It’s two in the morning, you’ve been working on the same essay or assignment all day and you just completely hit that wall of not knowing where else to take this assignment— we’ve all been there. The frustration of not knowing what to put down but also not wanting to risk tanking your grade by putting a random assortment of words/numbers together sucks but there is definitely a way to get over the hump!
1. Start a new/different project
Most of the time when we hit a wall while working on something for too long it’s because we’ve been thinking about the same set of ideas for too long that nothing new arises from said ideas or methods. In this case, it’s best to “distract” your brain onto something else instead of procrastinating and forgetting about the task at hand completely.
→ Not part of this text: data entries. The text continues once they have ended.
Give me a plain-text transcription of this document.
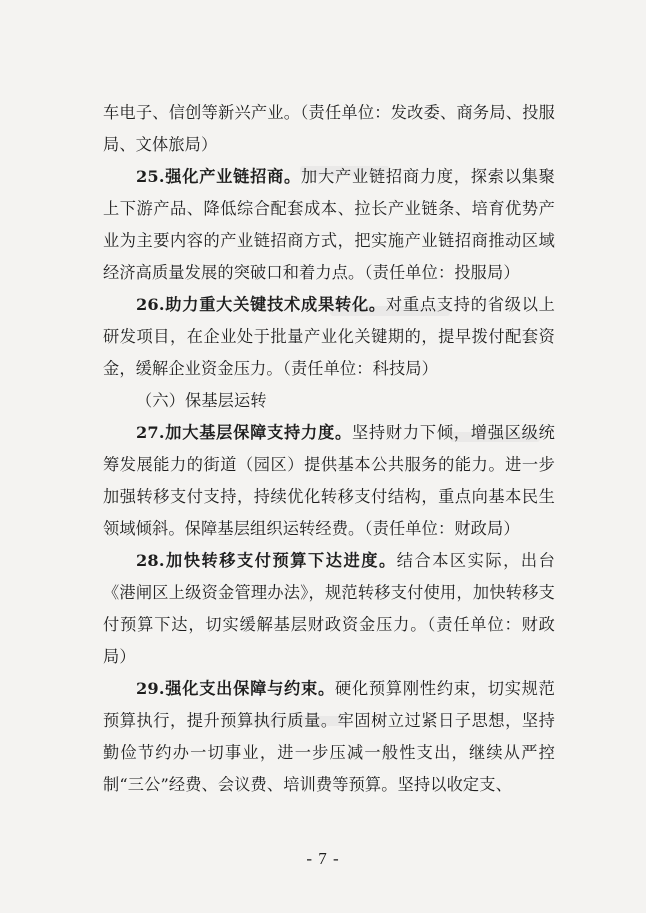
车电子、信创等新兴产业。（责任单位：发改委、商务局、投服局、文体旅局）

25.强化产业链招商。加大产业链招商力度，探索以集聚上下游产品、降低综合配套成本、拉长产业链条、培育优势产业为主要内容的产业链招商方式，把实施产业链招商推动区域经济高质量发展的突破口和着力点。（责任单位：投服局）

26.助力重大关键技术成果转化。对重点支持的省级以上研发项目，在企业处于批量产业化关键期的，提早拨付配套资金，缓解企业资金压力。（责任单位：科技局）

（六）保基层运转

27.加大基层保障支持力度。坚持财力下倾，增强区级统筹发展能力的街道（园区）提供基本公共服务的能力。进一步加强转移支付支持，持续优化转移支付结构，重点向基本民生领域倾斜。保障基层组织运转经费。（责任单位：财政局）

28.加快转移支付预算下达进度。结合本区实际，出台《港闸区上级资金管理办法》，规范转移支付使用，加快转移支付预算下达，切实缓解基层财政资金压力。（责任单位：财政局）

29.强化支出保障与约束。硬化预算刚性约束，切实规范预算执行，提升预算执行质量。牢固树立过紧日子思想，坚持勤俭节约办一切事业，进一步压减一般性支出，继续从严控制“三公”经费、会议费、培训费等预算。坚持以收定支、

- 7 -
By doing this, you remain productive by keeping yourself preoccupied but also giving yourself enough of a mental breather that if and when you come back to your assignment you’ll have a fresh pair of new eyes to the subject at hand.
2. Go for a drive/run
Never neglect the power of getting up and doing something else to reinspire. Often times in a mental cramp we think that forcing ourselves to sit through the whole night working will push out better work when in reality it most likely is the opposite and counterintuitive. Inspiration comes in a variety of different settings and in varying ways. Sometimes allowing yourself a physical break (leaving your laptop or desk) can give you just enough stimulation to muster up something new and interesting. So, yes, your assignment is due soon, but squeezing a quick 10-minute jog or running a quick errand can help in the long run. (dun dun tiss)
3. Take a nap
Disclaimer: this suggestion is for people who have been in a funk for longer than three (3) business days. As noted, a creative funk is different than procrastination. If you’ve been working on something for a couple of days and have yet to hit the ground running on the task, this means you need a mental cleanse— meaning, girl, you’re psyching yourself out! Take a nap, whether a quick power nap or a much needed two-hour nap (no more and no less), and give yourself the (fair amount) of time you need to truly get prepared and ready to jump into the assignment with all you’ve got.
4. Discover something new
Most likely you’re feeling like you’re writing/saying the same thing in different ways when in writer’s block; and let’s be real, it’s probably because you are. With no new ideas circulating or coming to mind, you are essentially rewriting the same thing multiple times and this is to no value to your work. To avoid and aid this, give your mind some time to venture off to other areas that can influence the way you look at the assignment. Whether by listening to a new song, album, band or by watching a movie you’d typically wouldn’t, giving your mind a taste of something different will inevitably conjure up something new.
Related: Testing Comfort Zones
5. Power through
This might confuse you, but having a “brain vomit” on paper works wonders for writers that are unsure where their work is heading. As our own critics, writer’s block is a result of us wanting to edit as we write but surely one must learn how to walk before they can run, right? Give yourself a time of 5-15 minutes of brainstorming and jot down anything and everything that comes to mind. Even if it’s sporadic, unorganized, and/or completely unrelated, use those off-the-top ideas to create something that is authentic and interesting to your reader.
Writing isn’t always the easiest and it definitely isn’t when your mind is completely fried of ideas. But with some help and guidance, it surely can become just a tad bit more approachable. Good luck and happy writing, collegiettes!